# New Potential



## NY.Light (Aug 11, 2014)

Hi.

Joined this forum a few weeks ago, but just found this section.  Currently, I am not old enough to petition a lodge in my jurisdiction (NY; I'm 19, and the minimum age here is 21).  After doing a lot of research, and trying to avoid spoilers, I am sure I want to petition a lodge here in Manhattan as soon as I can, hopefully St. John's Lodge No. 1.  Anyways, just wanted to introduce myself and say I look forward to learning what I can.
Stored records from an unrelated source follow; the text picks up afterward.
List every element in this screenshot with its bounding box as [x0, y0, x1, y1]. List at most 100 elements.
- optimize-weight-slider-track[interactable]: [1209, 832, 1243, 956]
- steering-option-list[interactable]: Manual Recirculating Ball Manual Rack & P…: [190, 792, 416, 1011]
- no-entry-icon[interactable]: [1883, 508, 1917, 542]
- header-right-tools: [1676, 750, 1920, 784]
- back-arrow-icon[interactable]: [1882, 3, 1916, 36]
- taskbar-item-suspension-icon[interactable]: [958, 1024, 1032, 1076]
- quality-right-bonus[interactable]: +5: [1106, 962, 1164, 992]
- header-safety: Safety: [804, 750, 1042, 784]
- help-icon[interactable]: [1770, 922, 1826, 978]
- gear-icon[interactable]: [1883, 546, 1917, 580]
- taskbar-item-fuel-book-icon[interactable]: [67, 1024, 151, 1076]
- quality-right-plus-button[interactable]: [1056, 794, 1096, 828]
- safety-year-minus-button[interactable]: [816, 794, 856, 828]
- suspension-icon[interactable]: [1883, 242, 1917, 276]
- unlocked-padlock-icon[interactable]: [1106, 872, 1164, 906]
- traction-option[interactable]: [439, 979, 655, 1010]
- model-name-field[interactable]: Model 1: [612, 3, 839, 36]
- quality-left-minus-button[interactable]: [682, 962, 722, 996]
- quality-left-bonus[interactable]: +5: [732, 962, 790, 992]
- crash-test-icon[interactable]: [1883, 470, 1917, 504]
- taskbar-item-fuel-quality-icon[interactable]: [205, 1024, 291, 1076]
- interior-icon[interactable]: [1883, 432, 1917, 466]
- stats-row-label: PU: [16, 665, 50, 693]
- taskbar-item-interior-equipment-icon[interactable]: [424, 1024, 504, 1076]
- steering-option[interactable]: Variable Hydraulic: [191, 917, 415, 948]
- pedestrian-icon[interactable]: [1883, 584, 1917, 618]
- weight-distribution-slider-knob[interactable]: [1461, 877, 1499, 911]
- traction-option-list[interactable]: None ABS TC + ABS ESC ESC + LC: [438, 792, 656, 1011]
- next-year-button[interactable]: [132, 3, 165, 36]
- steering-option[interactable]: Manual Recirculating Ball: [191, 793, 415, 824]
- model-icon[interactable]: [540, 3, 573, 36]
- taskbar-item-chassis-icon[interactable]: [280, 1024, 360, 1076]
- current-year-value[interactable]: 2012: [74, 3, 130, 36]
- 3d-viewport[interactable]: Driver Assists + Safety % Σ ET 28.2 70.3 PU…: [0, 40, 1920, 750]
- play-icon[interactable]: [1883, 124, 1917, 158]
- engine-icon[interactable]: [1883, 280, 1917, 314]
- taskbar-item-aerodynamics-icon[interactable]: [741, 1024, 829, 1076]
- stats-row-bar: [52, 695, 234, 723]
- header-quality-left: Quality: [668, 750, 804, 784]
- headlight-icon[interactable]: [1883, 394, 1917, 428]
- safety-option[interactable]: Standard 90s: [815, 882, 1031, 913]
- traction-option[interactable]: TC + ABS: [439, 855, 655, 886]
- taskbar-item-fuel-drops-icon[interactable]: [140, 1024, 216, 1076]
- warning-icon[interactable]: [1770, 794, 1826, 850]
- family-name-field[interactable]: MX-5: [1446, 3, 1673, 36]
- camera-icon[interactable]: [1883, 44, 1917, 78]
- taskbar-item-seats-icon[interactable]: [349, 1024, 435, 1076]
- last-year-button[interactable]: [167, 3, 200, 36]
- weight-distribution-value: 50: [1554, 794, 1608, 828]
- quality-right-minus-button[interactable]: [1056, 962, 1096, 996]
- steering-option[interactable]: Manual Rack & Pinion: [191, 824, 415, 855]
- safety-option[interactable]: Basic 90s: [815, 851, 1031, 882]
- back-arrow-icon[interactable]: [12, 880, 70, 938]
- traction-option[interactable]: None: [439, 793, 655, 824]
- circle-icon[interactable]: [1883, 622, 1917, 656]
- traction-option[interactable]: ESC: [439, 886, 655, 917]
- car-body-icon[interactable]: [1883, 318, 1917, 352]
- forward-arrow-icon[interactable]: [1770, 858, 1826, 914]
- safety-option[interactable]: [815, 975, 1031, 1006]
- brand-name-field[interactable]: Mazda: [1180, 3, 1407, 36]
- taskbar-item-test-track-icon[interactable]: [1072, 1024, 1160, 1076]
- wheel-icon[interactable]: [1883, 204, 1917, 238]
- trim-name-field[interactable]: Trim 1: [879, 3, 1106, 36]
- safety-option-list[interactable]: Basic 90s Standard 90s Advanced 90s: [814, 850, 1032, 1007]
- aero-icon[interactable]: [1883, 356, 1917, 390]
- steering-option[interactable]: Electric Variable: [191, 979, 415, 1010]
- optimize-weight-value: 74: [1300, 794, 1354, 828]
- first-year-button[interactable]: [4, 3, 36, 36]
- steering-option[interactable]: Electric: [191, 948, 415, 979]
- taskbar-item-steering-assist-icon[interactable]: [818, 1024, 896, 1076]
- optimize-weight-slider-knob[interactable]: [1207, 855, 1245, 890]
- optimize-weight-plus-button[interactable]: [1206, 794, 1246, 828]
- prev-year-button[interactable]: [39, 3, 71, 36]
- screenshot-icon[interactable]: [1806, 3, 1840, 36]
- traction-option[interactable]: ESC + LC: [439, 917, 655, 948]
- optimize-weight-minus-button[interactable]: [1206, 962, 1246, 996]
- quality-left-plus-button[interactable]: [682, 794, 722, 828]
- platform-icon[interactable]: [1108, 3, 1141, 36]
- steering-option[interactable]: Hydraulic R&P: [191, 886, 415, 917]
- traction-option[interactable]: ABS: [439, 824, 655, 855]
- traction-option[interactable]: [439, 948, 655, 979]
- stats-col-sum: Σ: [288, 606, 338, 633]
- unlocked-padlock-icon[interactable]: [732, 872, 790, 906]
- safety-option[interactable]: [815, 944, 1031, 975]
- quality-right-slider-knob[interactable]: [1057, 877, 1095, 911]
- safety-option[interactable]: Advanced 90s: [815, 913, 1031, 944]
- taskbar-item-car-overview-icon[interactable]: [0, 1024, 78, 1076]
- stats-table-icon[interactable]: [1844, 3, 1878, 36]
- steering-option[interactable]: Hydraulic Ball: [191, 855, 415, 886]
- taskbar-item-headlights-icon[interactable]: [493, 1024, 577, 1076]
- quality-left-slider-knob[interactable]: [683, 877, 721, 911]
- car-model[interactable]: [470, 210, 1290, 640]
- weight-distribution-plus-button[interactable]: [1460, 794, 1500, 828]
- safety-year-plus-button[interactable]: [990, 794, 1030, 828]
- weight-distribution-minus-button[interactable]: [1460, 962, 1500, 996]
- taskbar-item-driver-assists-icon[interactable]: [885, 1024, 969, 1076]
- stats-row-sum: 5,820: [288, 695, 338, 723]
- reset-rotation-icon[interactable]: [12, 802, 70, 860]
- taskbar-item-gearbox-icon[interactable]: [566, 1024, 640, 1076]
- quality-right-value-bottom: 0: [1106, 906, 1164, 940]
Sent From My Freemasonry Pro App


----------



## Brother JC (Aug 11, 2014)

Welcome to the forum!
I recommend reaching out to the Brethren of the lodge now, regardless of your age. If it's going to be a good fit, you will have friends and supporters when it comes time to petition.
Best wishes on your Journey!


----------



## dfreybur (Aug 12, 2014)

NYS hasn't switched to age 18 yet?  Most states have over the years.  Just one of those jurisdictional differences.

Check out the Order of the Demolay in the meantime.


----------



## Willys (Aug 12, 2014)

dfreybur said:


> NYS hasn't switched to age 18 yet?  Most states have over the years.  Just one of those jurisdictional differences.
> 
> Check out the Order of the Demolay in the meantime.
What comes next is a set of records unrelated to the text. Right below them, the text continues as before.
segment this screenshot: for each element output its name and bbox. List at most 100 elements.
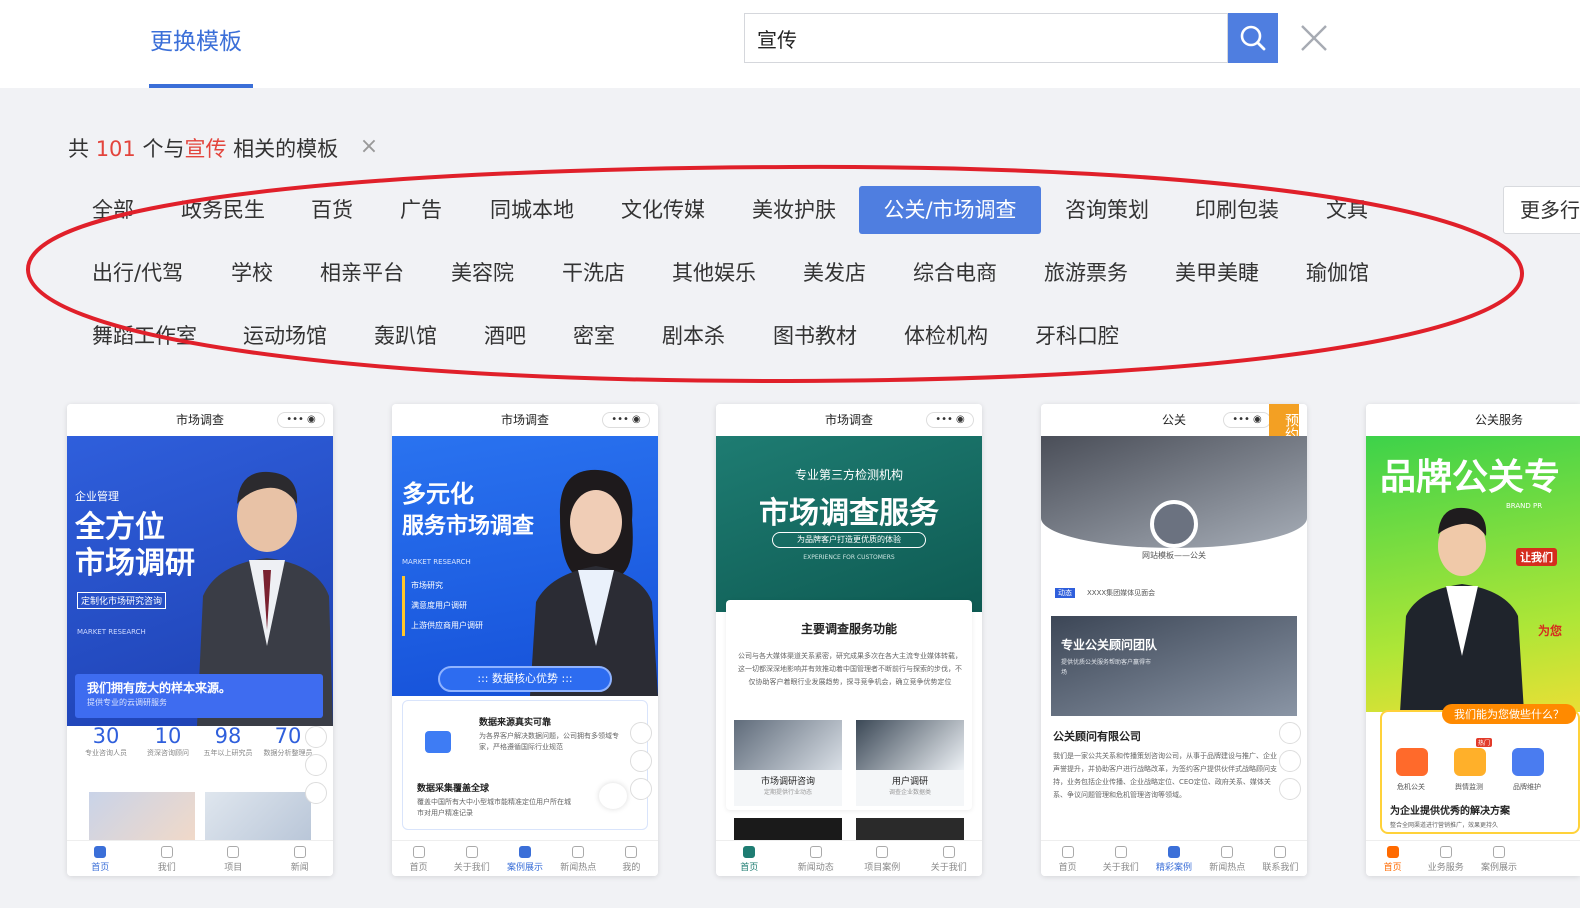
capsule-menu-icon: ••• ◉ [926, 412, 974, 428]
category-chip[interactable]: 干洗店 [562, 249, 625, 297]
service-label: 舆情监测 [1455, 783, 1483, 791]
template-card[interactable]: 市场调查 ••• ◉ 多元化 服务市场调查 MARKET RESEARCH 市场… [392, 404, 658, 876]
service-label: 品牌维护 [1513, 783, 1541, 791]
clear-search-button[interactable]: × [358, 134, 380, 160]
category-chip[interactable]: 酒吧 [484, 312, 526, 360]
template-card[interactable]: 公关 ••• ◉ 预约 网站模板——公关 动态 XXXX集团媒体见面会 专业公关… [1041, 404, 1307, 876]
category-chip[interactable]: 政务民生 [181, 186, 265, 234]
category-chip[interactable]: 同城本地 [490, 186, 574, 234]
solution-title: 为企业提供优秀的解决方案 [1390, 806, 1510, 817]
stat-item: 10 资深咨询顾问 [143, 724, 193, 758]
card-tool-rail [1279, 722, 1301, 800]
news-icon [293, 846, 306, 858]
hero-subtitle: 定制化市场研究咨询 [77, 592, 167, 609]
content-panel: 主要调查服务功能 公司与各大媒体渠道关系紧密，研究成果多次在各大主流专业媒体转载… [726, 600, 972, 810]
hero-tag: 企业管理 [75, 490, 119, 503]
category-chip-active[interactable]: 公关/市场调查 [859, 186, 1041, 234]
search-box[interactable] [744, 13, 1228, 63]
hero-headline-1: 全方位 [75, 510, 165, 545]
home-icon [1386, 846, 1399, 858]
template-card[interactable]: 市场调查 ••• ◉ 专业第三方检测机构 市场调查服务 为品牌客户打造更优质的体… [716, 404, 982, 876]
stat-number: 98 [214, 724, 242, 748]
category-chip[interactable]: 轰趴馆 [374, 312, 437, 360]
nav-label: 首页 [91, 863, 110, 873]
category-chip[interactable]: 美发店 [803, 249, 866, 297]
card-hero: 专业第三方检测机构 市场调查服务 为品牌客户打造更优质的体验 EXPERIENC… [716, 436, 982, 612]
share-icon[interactable] [305, 726, 327, 748]
category-chip[interactable]: 印刷包装 [1195, 186, 1279, 234]
nav-label: 联系我们 [1262, 863, 1299, 873]
category-chip[interactable]: 体检机构 [904, 312, 988, 360]
category-chip[interactable]: 全部 [92, 186, 134, 234]
category-chip[interactable]: 美妆护肤 [752, 186, 836, 234]
card-tool-rail [305, 726, 327, 804]
stat-item: 30 专业咨询人员 [81, 724, 131, 758]
category-chip[interactable]: 出行/代驾 [92, 249, 183, 297]
result-count: 101 [95, 137, 136, 161]
photo-thumbnail [205, 792, 311, 842]
search-button[interactable] [1228, 13, 1278, 63]
grid-icon [519, 846, 531, 858]
category-chip[interactable]: 文化传媒 [621, 186, 705, 234]
search-input[interactable] [757, 14, 1217, 62]
category-chip[interactable]: 运动场馆 [243, 312, 327, 360]
building-icon [599, 783, 627, 809]
banner-text: 我们拥有庞大的样本来源。 [87, 681, 232, 695]
link-icon[interactable] [630, 778, 652, 800]
phone-icon[interactable] [630, 750, 652, 772]
bullet-item: 满意度用户调研 [402, 596, 483, 616]
contact-icon [1274, 846, 1287, 858]
category-chip[interactable]: 密室 [573, 312, 615, 360]
template-card[interactable]: 公关服务 品牌公关专 BRAND PR 让我们 为您 我们能为您做些什么？ 热门… [1366, 404, 1580, 876]
nav-item: 精彩案例 [1147, 841, 1200, 876]
hero-pill: 为品牌客户打造更优质的体验 [772, 532, 926, 548]
category-chip[interactable]: 图书教材 [773, 312, 857, 360]
category-chip[interactable]: 美容院 [451, 249, 514, 297]
top-header: 更换模板 [0, 0, 1580, 88]
phone-icon[interactable] [1279, 750, 1301, 772]
category-chip[interactable]: 百货 [311, 186, 353, 234]
category-chip[interactable]: 相亲平台 [320, 249, 404, 297]
section-title: 主要调查服务功能 [800, 622, 897, 636]
category-chip[interactable]: 瑜伽馆 [1306, 249, 1369, 297]
card-hero: 品牌公关专 BRAND PR 让我们 为您 [1366, 436, 1580, 712]
category-chip[interactable]: 剧本杀 [662, 312, 725, 360]
notice-text: XXXX集团媒体见面会 [1087, 589, 1156, 597]
team-title: 专业公关顾问团队 [1061, 638, 1158, 652]
monitor-icon [1454, 748, 1486, 776]
nav-item: 项目案例 [849, 841, 916, 876]
nav-label: 项目案例 [864, 863, 901, 873]
tile-image [734, 720, 842, 770]
category-chip[interactable]: 学校 [231, 249, 273, 297]
tab-change-template[interactable]: 更换模板 [150, 22, 242, 56]
close-button[interactable] [1296, 20, 1332, 56]
hero-bullet-list: 市场研究 满意度用户调研 上游供应商用户调研 [402, 576, 483, 636]
more-categories-button[interactable]: 更多行 [1503, 186, 1580, 234]
user-icon [625, 846, 638, 858]
category-chip[interactable]: 其他娱乐 [672, 249, 756, 297]
category-chip[interactable]: 旅游票务 [1044, 249, 1128, 297]
nav-label: 我的 [622, 863, 641, 873]
category-chip[interactable]: 咨询策划 [1065, 186, 1149, 234]
brand-icon [1512, 748, 1544, 776]
businessman-image [1400, 507, 1524, 712]
category-chip[interactable]: 综合电商 [913, 249, 997, 297]
phone-icon[interactable] [305, 754, 327, 776]
link-icon[interactable] [1279, 778, 1301, 800]
photo-thumbnail [89, 792, 195, 842]
category-chip[interactable]: 广告 [400, 186, 442, 234]
stat-label: 专业咨询人员 [85, 749, 127, 757]
category-chip[interactable]: 文具 [1326, 186, 1368, 234]
nav-item: 案例展示 [498, 841, 551, 876]
nav-item: 我们 [134, 841, 201, 876]
category-chip[interactable]: 美甲美睫 [1175, 249, 1259, 297]
link-icon[interactable] [305, 782, 327, 804]
template-card[interactable]: 市场调查 ••• ◉ 企业管理 全方位 市场调研 定制化市场研究咨询 MARKE… [67, 404, 333, 876]
share-icon[interactable] [1279, 722, 1301, 744]
category-chip[interactable]: 舞蹈工作室 [92, 312, 197, 360]
team-banner: 专业公关顾问团队 提供优质公关服务帮助客户赢得市场 [1051, 616, 1297, 716]
share-icon[interactable] [630, 722, 652, 744]
nav-label: 首页 [409, 863, 428, 873]
card-bottom-nav: 首页 新闻动态 项目案例 关于我们 [716, 840, 982, 876]
category-chip[interactable]: 牙科口腔 [1035, 312, 1119, 360]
Exactly what I was thinking, look into DeMolay.  Check with t. John's Lodge No. 1 to see if they have a local chapter.  And while your at it, inquire with the Lodge if they have any _Open Meetings,_ even if just an Officer installation ceremony.  Usually the public is welcome to an installation and would give you an exposure to Lodge hierarchy.


----------



## NY.Light (Aug 12, 2014)

Thanks for all the advice. The little I have looked into DeMolay though, I think it was be a bit odd joining at my age.  I think DeMolay is a great group (the little I know of it), but joining so late in the game... I don't know. I figure I might as well just wait for a regular masonic experience.
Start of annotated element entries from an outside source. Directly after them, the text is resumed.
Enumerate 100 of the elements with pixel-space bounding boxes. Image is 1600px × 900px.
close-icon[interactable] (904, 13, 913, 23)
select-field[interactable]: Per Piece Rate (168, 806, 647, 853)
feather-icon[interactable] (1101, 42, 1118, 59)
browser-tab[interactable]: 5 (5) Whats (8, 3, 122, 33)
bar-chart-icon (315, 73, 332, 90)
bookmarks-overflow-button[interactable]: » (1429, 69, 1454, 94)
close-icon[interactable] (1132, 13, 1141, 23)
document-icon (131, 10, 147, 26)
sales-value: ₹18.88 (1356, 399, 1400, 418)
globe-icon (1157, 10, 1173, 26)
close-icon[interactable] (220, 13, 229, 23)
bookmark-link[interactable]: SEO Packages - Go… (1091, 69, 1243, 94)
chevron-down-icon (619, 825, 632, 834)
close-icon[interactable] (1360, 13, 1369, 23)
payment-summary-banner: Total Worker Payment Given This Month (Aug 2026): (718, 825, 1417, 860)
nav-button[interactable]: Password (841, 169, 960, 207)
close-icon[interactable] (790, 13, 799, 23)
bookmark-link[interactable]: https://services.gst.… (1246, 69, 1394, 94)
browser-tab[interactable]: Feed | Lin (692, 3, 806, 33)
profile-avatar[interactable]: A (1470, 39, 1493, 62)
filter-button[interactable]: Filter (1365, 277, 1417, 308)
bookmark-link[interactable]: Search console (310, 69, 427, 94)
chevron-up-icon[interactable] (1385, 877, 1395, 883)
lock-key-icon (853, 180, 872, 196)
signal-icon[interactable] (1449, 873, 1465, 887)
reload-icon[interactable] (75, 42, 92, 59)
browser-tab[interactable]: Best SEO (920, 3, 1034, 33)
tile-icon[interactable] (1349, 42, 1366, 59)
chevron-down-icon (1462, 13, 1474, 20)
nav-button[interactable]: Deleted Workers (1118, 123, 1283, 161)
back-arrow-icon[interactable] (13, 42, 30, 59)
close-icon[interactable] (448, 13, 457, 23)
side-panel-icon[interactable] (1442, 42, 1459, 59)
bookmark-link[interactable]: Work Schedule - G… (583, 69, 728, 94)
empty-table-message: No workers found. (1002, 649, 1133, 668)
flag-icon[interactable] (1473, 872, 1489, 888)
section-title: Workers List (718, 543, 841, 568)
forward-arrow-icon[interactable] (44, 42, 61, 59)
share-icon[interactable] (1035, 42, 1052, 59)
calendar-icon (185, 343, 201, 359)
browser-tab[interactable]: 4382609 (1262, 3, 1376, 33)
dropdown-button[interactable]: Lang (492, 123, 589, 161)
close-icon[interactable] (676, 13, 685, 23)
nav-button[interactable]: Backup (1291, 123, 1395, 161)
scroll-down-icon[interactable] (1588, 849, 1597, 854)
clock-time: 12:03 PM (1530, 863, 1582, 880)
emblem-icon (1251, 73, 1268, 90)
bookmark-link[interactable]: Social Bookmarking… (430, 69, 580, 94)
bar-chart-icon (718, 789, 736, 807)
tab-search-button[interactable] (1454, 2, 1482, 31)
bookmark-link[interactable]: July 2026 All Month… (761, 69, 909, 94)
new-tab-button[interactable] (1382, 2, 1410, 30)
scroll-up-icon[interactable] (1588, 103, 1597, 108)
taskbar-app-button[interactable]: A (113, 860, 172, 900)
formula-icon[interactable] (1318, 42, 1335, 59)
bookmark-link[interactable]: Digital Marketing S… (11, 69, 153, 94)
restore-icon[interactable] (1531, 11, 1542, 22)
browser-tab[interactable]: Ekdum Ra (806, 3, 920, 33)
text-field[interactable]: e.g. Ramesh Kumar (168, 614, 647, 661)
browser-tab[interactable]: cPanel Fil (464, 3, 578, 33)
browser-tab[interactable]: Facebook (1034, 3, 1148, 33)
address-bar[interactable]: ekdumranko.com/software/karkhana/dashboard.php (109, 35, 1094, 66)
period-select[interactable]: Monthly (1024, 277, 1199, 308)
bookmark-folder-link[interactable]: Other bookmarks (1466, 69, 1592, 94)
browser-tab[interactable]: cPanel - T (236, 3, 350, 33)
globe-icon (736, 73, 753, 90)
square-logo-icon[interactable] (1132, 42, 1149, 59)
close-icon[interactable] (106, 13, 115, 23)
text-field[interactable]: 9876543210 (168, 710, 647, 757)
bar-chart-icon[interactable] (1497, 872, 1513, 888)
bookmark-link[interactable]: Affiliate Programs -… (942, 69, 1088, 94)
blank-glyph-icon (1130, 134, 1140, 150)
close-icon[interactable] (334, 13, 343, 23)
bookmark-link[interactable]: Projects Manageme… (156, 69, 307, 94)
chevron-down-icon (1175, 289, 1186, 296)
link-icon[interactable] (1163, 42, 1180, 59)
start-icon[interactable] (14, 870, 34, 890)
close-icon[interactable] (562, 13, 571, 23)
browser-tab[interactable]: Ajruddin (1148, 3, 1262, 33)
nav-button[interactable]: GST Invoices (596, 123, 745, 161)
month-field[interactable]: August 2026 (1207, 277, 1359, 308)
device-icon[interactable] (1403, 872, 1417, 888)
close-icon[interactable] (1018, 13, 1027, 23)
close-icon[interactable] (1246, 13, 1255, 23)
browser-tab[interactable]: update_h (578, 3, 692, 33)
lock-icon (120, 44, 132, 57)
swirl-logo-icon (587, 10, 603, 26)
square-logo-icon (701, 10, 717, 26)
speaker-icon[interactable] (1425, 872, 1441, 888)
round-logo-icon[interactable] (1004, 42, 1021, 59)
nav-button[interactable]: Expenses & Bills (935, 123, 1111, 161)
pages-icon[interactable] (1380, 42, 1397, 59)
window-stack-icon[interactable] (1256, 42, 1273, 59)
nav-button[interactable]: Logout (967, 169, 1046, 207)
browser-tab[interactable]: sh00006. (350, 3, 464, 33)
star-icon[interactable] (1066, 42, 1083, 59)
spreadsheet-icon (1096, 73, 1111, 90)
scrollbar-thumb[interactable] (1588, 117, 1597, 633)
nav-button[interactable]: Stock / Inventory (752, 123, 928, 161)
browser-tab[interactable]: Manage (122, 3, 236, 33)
Sent From My Freemasonry Pro App


----------



## Warrior1256 (Aug 20, 2014)

Welcome to the forum. Look forward to your future posts.


----------



## ARizo1011 (Aug 22, 2014)

NY.Light said:


> Hi.
> 
> Joined this forum a few weeks ago, but just found this section.  Currently, I am not old enough to petition a lodge in my jurisdiction (NY; I'm 19, and the minimum age here is 21).  After doing a lot of research, and trying to avoid spoilers, I am sure I want to petition a lodge here in Manhattan as soon as I can, hopefully St. John's Lodge No. 1.  Anyways, just wanted to introduce myself and say I look forward to learning what I can.
> 
> ...


My advice is look into DeMolay I wish I would have known it existed as a kid it would do a lot of good.


----------